For a little over two weeks, the Oregon Department of Fish and Wildlife has been testing both deer and elk carcasses for chronic wasting disease. The contagious, neurodegenerative disease has been spreading throughout deer and elk populations around the country, but biologists are uncertain whether either species has been afflicted locally.
Similarly to mad cow, chronic wasting disease is progressive and always fatal. It typically affects adult animals – the youngest animal diagnosed was 17 months – and causes them to have difficulty moving, lose weight, interact less with other animals, become nervous, and undergo other behavioral changes as well. Animals are also known to salivate and consume more water, which is thought to contribute to the spreading of the disease.
Deer and elk can transmit the disease both directly and indirectly, whether they come into contact with a contaminated animal, or they happen to be in a contaminated animal’s shared environment. Once in the environment, a prion – an abnormal protein found in the central nervous system that transmits the disease – can remain infectious for years.

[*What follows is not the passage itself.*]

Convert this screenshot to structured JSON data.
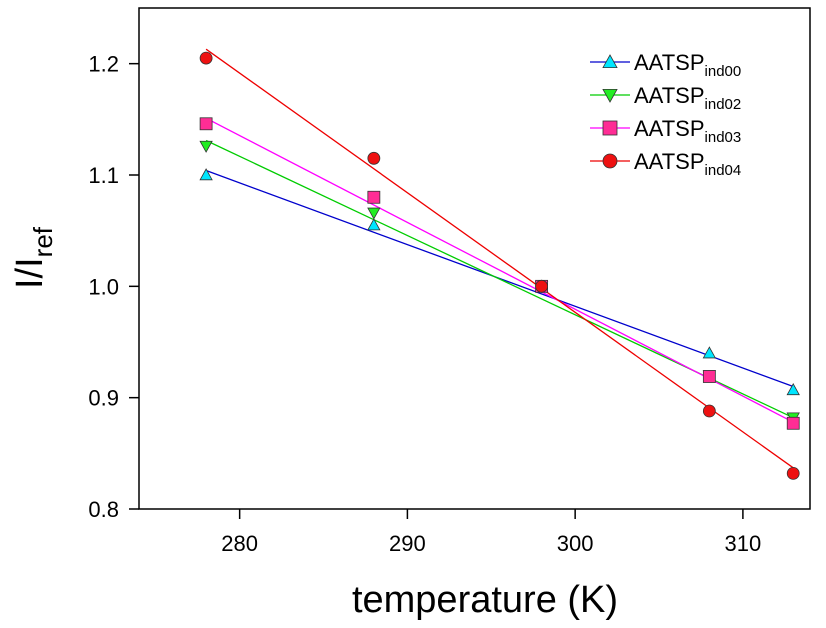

Dissimilarly to mad cow, the disease hasn’t been known to transmit to humans – whether through direct contact or consumption – but research is still being conducted in this area. However, humans still play a role in the transmission process as they transport carcasses to new areas, often across state lines.

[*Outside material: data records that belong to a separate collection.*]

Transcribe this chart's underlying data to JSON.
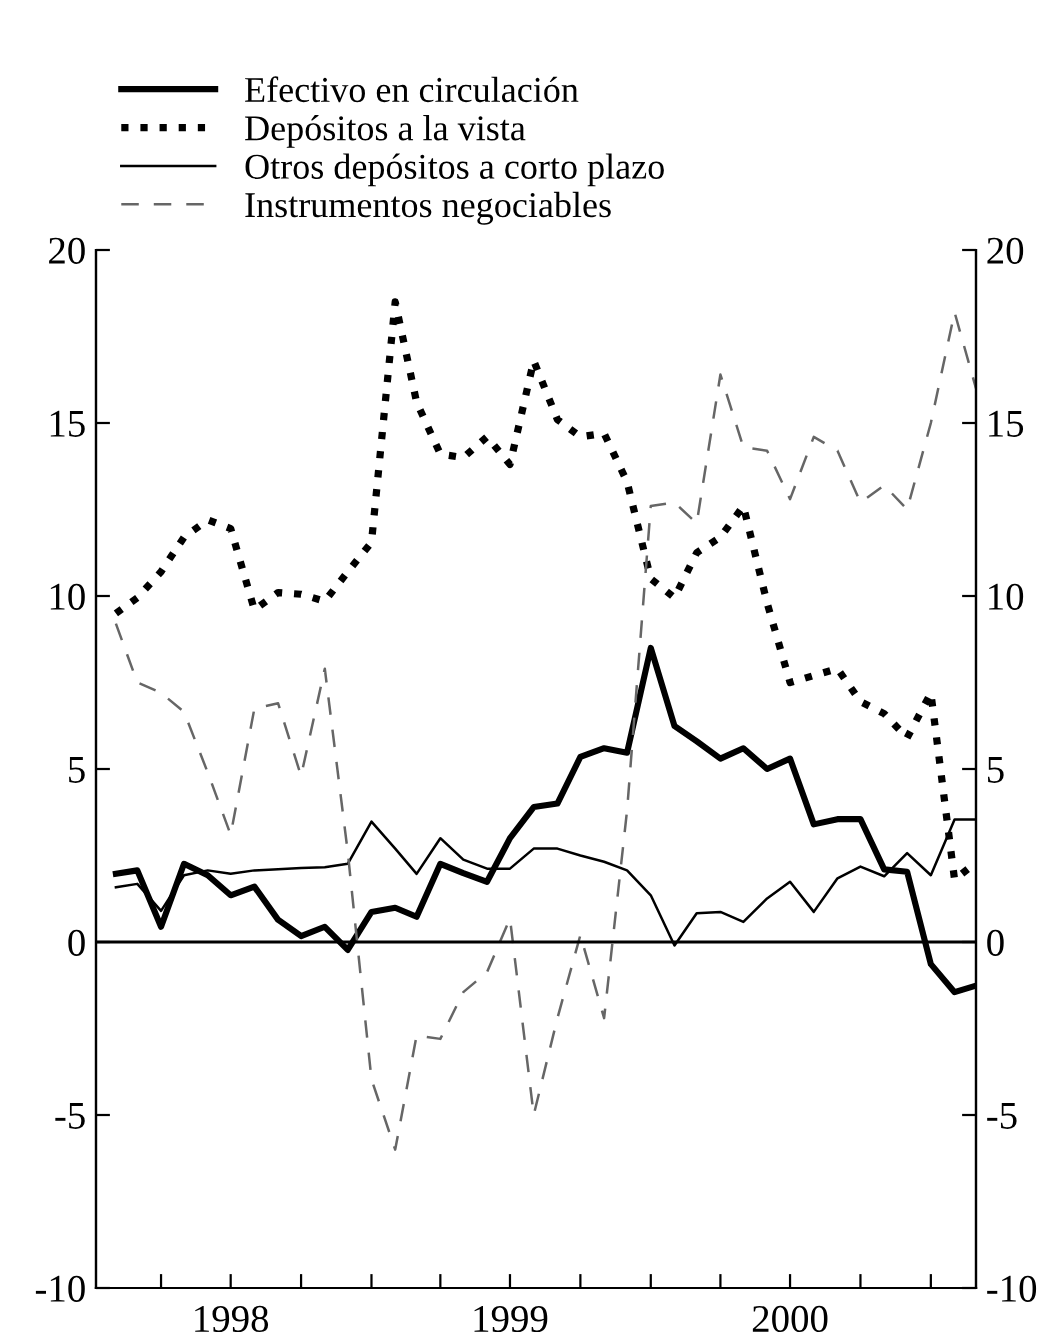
{
  "chart_data": {
    "type": "line",
    "x": [
      "1998-02",
      "1998-03",
      "1998-04",
      "1998-05",
      "1998-06",
      "1998-07",
      "1998-08",
      "1998-09",
      "1998-10",
      "1998-11",
      "1998-12",
      "1999-01",
      "1999-02",
      "1999-03",
      "1999-04",
      "1999-05",
      "1999-06",
      "1999-07",
      "1999-08",
      "1999-09",
      "1999-10",
      "1999-11",
      "1999-12",
      "2000-01",
      "2000-02",
      "2000-03",
      "2000-04",
      "2000-05",
      "2000-06",
      "2000-07",
      "2000-08",
      "2000-09",
      "2000-10",
      "2000-11",
      "2000-12",
      "2001-01",
      "2001-02",
      "2001-03"
    ],
    "series": [
      {
        "name": "Efectivo en circulación",
        "color": "#000000",
        "line_style": "solid",
        "values": [
          1.97,
          2.07,
          0.44,
          2.26,
          1.93,
          1.35,
          1.6,
          0.64,
          0.17,
          0.44,
          -0.23,
          0.87,
          0.99,
          0.73,
          2.26,
          1.99,
          1.74,
          3.0,
          3.9,
          4.0,
          5.35,
          5.6,
          5.47,
          8.5,
          6.24,
          5.8,
          5.3,
          5.6,
          5.0,
          5.3,
          3.4,
          3.55,
          3.55,
          2.1,
          2.03,
          -0.64,
          -1.45,
          -1.26
        ]
      },
      {
        "name": "Depósitos a la vista",
        "color": "#000000",
        "line_style": "dotted",
        "values": [
          9.5,
          9.95,
          10.7,
          11.7,
          12.2,
          11.95,
          9.6,
          10.1,
          10.05,
          9.85,
          10.7,
          11.55,
          18.5,
          15.6,
          14.1,
          14.0,
          14.6,
          13.8,
          16.8,
          15.1,
          14.6,
          14.7,
          13.3,
          10.5,
          9.95,
          11.25,
          11.7,
          12.6,
          9.8,
          7.5,
          7.7,
          7.9,
          6.95,
          6.6,
          5.9,
          7.2,
          1.8,
          2.3
        ]
      },
      {
        "name": "Otros depósitos a corto plazo",
        "color": "#000000",
        "line_style": "solid",
        "values": [
          1.58,
          1.68,
          0.9,
          1.93,
          2.07,
          1.97,
          2.07,
          2.1,
          2.14,
          2.16,
          2.26,
          3.48,
          2.7,
          1.97,
          3.0,
          2.38,
          2.12,
          2.12,
          2.7,
          2.7,
          2.5,
          2.32,
          2.07,
          1.35,
          -0.1,
          0.83,
          0.87,
          0.58,
          1.26,
          1.74,
          0.87,
          1.84,
          2.18,
          1.9,
          2.57,
          1.93,
          3.54,
          3.54
        ]
      },
      {
        "name": "Instrumentos negociables",
        "color": "#666666",
        "line_style": "dashed",
        "values": [
          9.2,
          7.5,
          7.2,
          6.65,
          4.9,
          3.1,
          6.75,
          6.9,
          4.8,
          7.9,
          2.6,
          -3.97,
          -6.0,
          -2.7,
          -2.8,
          -1.45,
          -0.87,
          0.68,
          -5.0,
          -2.2,
          0.2,
          -2.2,
          3.8,
          12.6,
          12.7,
          12.1,
          16.4,
          14.3,
          14.2,
          12.8,
          14.6,
          14.2,
          12.7,
          13.2,
          12.5,
          15.0,
          18.2,
          16.0
        ]
      }
    ],
    "xlim": [
      "1998-01-06",
      "2001-03-01"
    ],
    "xticks": [
      {
        "value": "1998-04-01",
        "label": null
      },
      {
        "value": "1998-07-01",
        "label": "1998"
      },
      {
        "value": "1998-10-01",
        "label": null
      },
      {
        "value": "1999-01-01",
        "label": null
      },
      {
        "value": "1999-04-01",
        "label": null
      },
      {
        "value": "1999-07-01",
        "label": "1999"
      },
      {
        "value": "1999-10-01",
        "label": null
      },
      {
        "value": "2000-01-01",
        "label": null
      },
      {
        "value": "2000-04-01",
        "label": null
      },
      {
        "value": "2000-07-01",
        "label": "2000"
      },
      {
        "value": "2000-10-01",
        "label": null
      },
      {
        "value": "2001-01-01",
        "label": null
      }
    ],
    "ylim": [
      -10,
      20
    ],
    "yticks": [
      -10,
      -5,
      0,
      5,
      10,
      15,
      20
    ],
    "y2lim": [
      -10,
      20
    ],
    "y2ticks": [
      -10,
      -5,
      0,
      5,
      10,
      15,
      20
    ],
    "ref_lines": [
      {
        "axis": "y",
        "value": 0,
        "color": "#000000"
      }
    ],
    "grid": false,
    "legend": "top left"
  }
}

Currently, the only way to diagnose the disease is to examine an expired animal, which is why ODFW biologists are asking hunters to check their deer and elk carcasses at designated stations. It isn’t a requirement, but little is known regarding the disease’s effect on humans, so the more that get tested, the better.
Testing stations have been set up along Interstate 84 in Biggs, and on U.S. Highway 26 near Prineville. Stations test around 150 deer or elk a day, which only take about 10 minutes per animal.
Drivers should be aware; the disease has been known to cause infected animals to move to lower elevations, which forces them to encounter more roads, cars, and heavily populated areas.
If you hunt deer or elk near one of the stations listed above, take the time to get any carcasses you may have tested. Not only will you help biologists determine if populations in Oregon have been exposed, but you also help further their understanding of the disease as a whole.